Há outras medidas importantes: de forma imediatas, a necessidade de apoiar as empresas que sofrem com o impacto desmesurado dos custos de produção (desde logo, na restauração) e, a médio prazo, a introdução da regulação dos contratos em centros comerciais, com vista a ser mais justa e equilibrada para as partes.
Tem sido muito difícil a gestão de equipas com o número tão significativo de pessoas que têm de ficar em casa
O aumento do número de novos casos da Covid-19 nos últimos anos assusta os empresários? Ou essa questão já não se coloca?
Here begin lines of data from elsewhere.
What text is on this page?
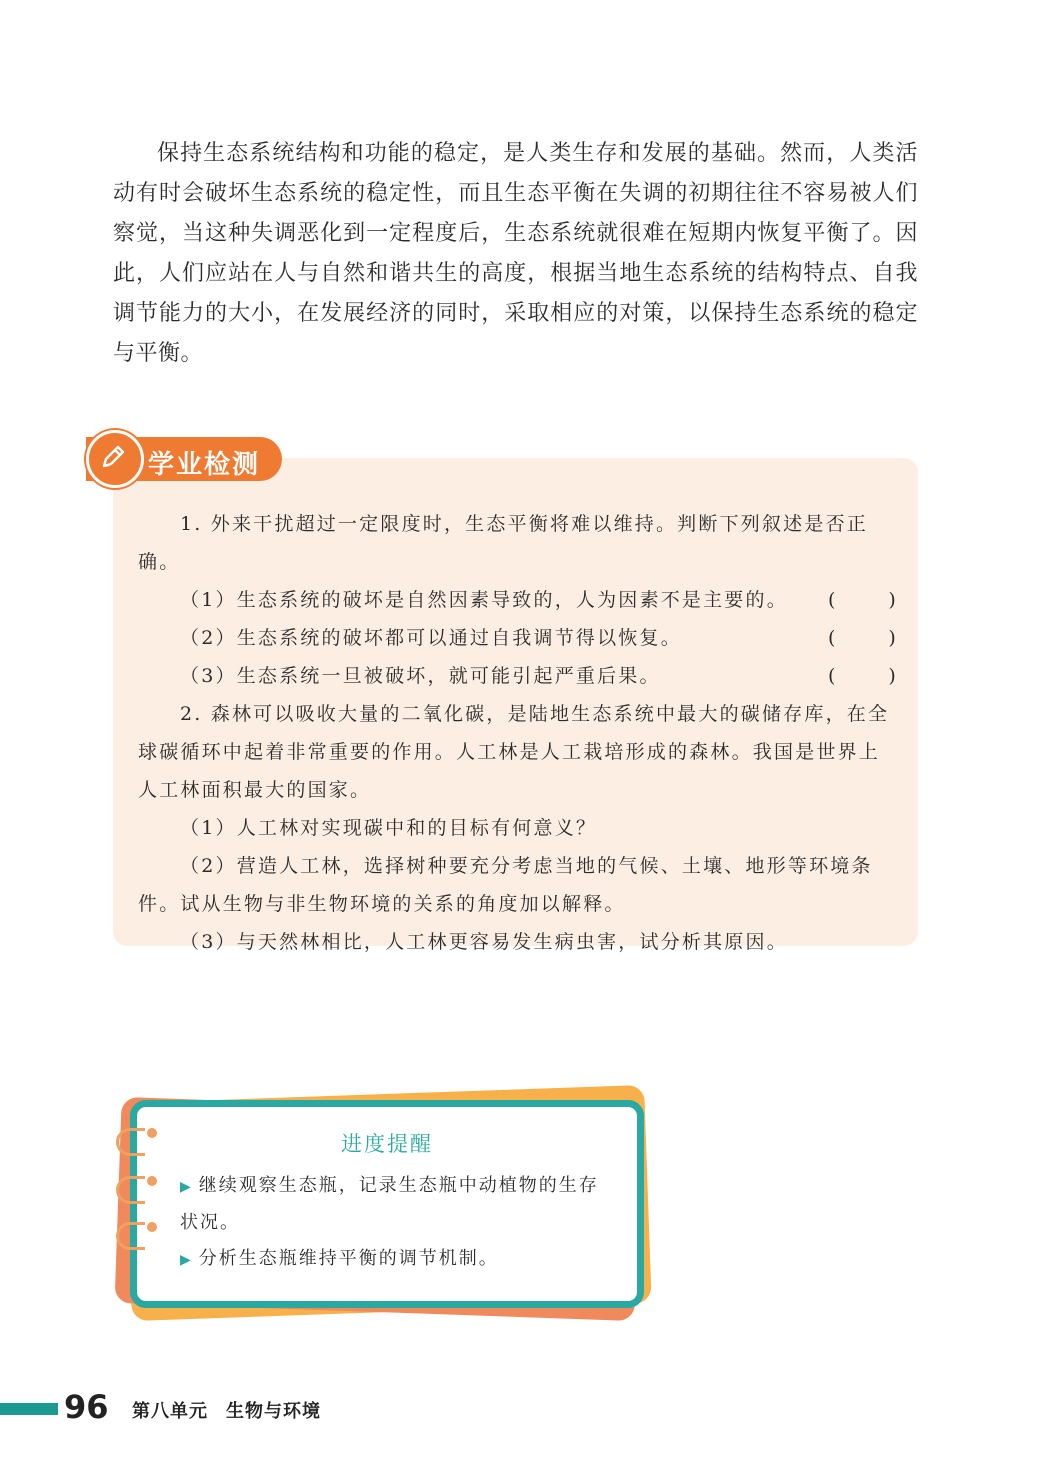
保持生态系统结构和功能的稳定，是人类生存和发展的基础。然而，人类活动有时会破坏生态系统的稳定性，而且生态平衡在失调的初期往往不容易被人们察觉，当这种失调恶化到一定程度后，生态系统就很难在短期内恢复平衡了。因此，人们应站在人与自然和谐共生的高度，根据当地生态系统的结构特点、自我调节能力的大小，在发展经济的同时，采取相应的对策，以保持生态系统的稳定与平衡。

学业检测

1. 外来干扰超过一定限度时，生态平衡将难以维持。判断下列叙述是否正确。

（1）生态系统的破坏是自然因素导致的，人为因素不是主要的。 (	)

（2）生态系统的破坏都可以通过自我调节得以恢复。	(	)

（3）生态系统一旦被破坏，就可能引起严重后果。	(	)

2. 森林可以吸收大量的二氧化碳，是陆地生态系统中最大的碳储存库，在全球碳循环中起着非常重要的作用。人工林是人工栽培形成的森林。我国是世界上人工林面积最大的国家。

（1）人工林对实现碳中和的目标有何意义？

（2）营造人工林，选择树种要充分考虑当地的气候、土壤、地形等环境条件。试从生物与非生物环境的关系的角度加以解释。

（3）与天然林相比，人工林更容易发生病虫害，试分析其原因。

进度提醒

▶ 继续观察生态瓶，记录生态瓶中动植物的生存状况。

▶ 分析生态瓶维持平衡的调节机制。

96 第八单元 生物与环境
O aumento dos casos tem dois problemas: o primeiro, naturalmente, é o impacto no consumo - são dezenas de milhares de pessoas que se encontram em isolamento. O segundo, e aquele que mais dificuldades tem gerado nas empresas, é o do próprio pessoal. Tem sido muito difícil a gestão de equipas com o número tão significativo de pessoas que têm de ficar em casa. A este respeito, e mantendo a nossa afirmação de que - não sendo especialistas em saúde pública - é importante confiar nas autoridade de saúde, não podemos deixar de questionar a razão de ainda não ter passado de sete para cinco o número de dias de isolamento, à semelhança do que já acontece há algum tempo em vários países e mesmo no território nacional, na Região Autónoma da Madeira. Já seria uma ajuda!